Lars Marius Garshol larsga@garshol.priv.no
21 Aug 2000 16:20:17 +0200


* Lars Marius Garshol
|
| This is so because XML has a much simpler structure (and potentially
| much greater sizes) than what parsers traditionally have parsed.

* travish@realtime.net
| 
| I'm not so sure; I've compiled very large C files before.

Upwards of 100 MB? In a single file?
 
* Lars Marius Garshol
|
| This makes an event-based API very useful.
 
* travish@realtime.net
|
| The "event-based API" bears a striking resemblance to a lexer, and
| is usually only useful if you do a certain amount of state-tracking
| yourself.  (e.g. how many levels of tags deep am I, and which tags
| are they?)  That is the traditional role of a parser, and the
| "event-driven API" apparently does none of it.

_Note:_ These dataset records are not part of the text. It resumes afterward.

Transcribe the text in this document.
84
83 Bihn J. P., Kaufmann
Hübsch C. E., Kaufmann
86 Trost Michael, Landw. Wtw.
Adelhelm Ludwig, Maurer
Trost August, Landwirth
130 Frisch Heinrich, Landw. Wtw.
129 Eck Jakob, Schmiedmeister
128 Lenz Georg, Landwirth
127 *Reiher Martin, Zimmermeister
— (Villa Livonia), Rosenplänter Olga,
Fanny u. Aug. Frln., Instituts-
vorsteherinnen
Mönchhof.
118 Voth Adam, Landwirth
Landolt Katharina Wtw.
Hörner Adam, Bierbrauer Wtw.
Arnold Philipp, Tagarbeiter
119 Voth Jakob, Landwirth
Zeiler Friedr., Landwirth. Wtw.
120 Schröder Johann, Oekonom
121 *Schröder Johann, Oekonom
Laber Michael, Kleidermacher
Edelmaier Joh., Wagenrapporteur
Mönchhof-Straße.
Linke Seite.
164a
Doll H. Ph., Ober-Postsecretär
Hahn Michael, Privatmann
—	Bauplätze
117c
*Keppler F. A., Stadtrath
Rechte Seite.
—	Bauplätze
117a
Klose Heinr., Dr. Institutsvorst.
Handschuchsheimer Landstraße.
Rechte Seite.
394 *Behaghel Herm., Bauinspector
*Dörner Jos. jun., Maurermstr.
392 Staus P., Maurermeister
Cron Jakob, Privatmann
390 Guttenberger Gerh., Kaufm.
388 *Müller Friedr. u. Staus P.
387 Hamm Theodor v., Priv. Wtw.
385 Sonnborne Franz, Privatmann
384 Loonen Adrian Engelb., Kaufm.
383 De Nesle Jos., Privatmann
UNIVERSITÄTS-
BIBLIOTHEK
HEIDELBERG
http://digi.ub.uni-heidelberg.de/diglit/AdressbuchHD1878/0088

This is all correct, but XML documents and computer programs have very
different uses and structures and so it is really most productive if
you try to forget how things are done in compilers and start with a
clean slate when learning XML.
 
| Actually, I want something between the two APIs that appear to be
| present (lexing and generating an AST).  For example, in the reduce
| phase of a shift-reduce parser like yacc (which corresponds to a
| close-tag event from an "event driven API"), one is given the
| ability to 'condense' all of the subtrees of this particular node,
| requiring neither a full AST nor keeping track of the stack of
| nested tags you may currently be processing in.  This would be
| extremely handy for (e.g.) converting XML to nested data structures.

This is a very reasonable wish and such tools are already in
existence.  Pyxie and eventdom can both do this.  
 
* Lars Marius Garshol
|
| The diffs seem to be for the pyexpat driver. This has nothing to do
| with sgmlop or xmllib. 
 
* travish@realtime.net
|
| Perhaps you should look a little more carefully before sending back
| such a pointed response.

I'm sorry if I have offended you. My response was not at all intended
to be pointed.
 
* Lars Marius Garshol
|
| What is the problem with the description?
 
* travish@realtime.net
|
| For one thing, it appears that the character accumulation callback has
| a different signature than the other parsers, passing only one argument
| instead of three (charstr, start, len).  If so, that hardly makes sgmlop
| replace the other parsers invisibly.

It seems that you have confused the levels here. sgmlop's native API
(not the SAX driver) is intended to be a drop-in replacement for xmllib.
Of course, the SAX drivers are all intended to be (as far as possible)
interchangeable, so if you've found a version of the sgmlop driver
that has this problem I would be glad to hear where you have it from.

--Lars M.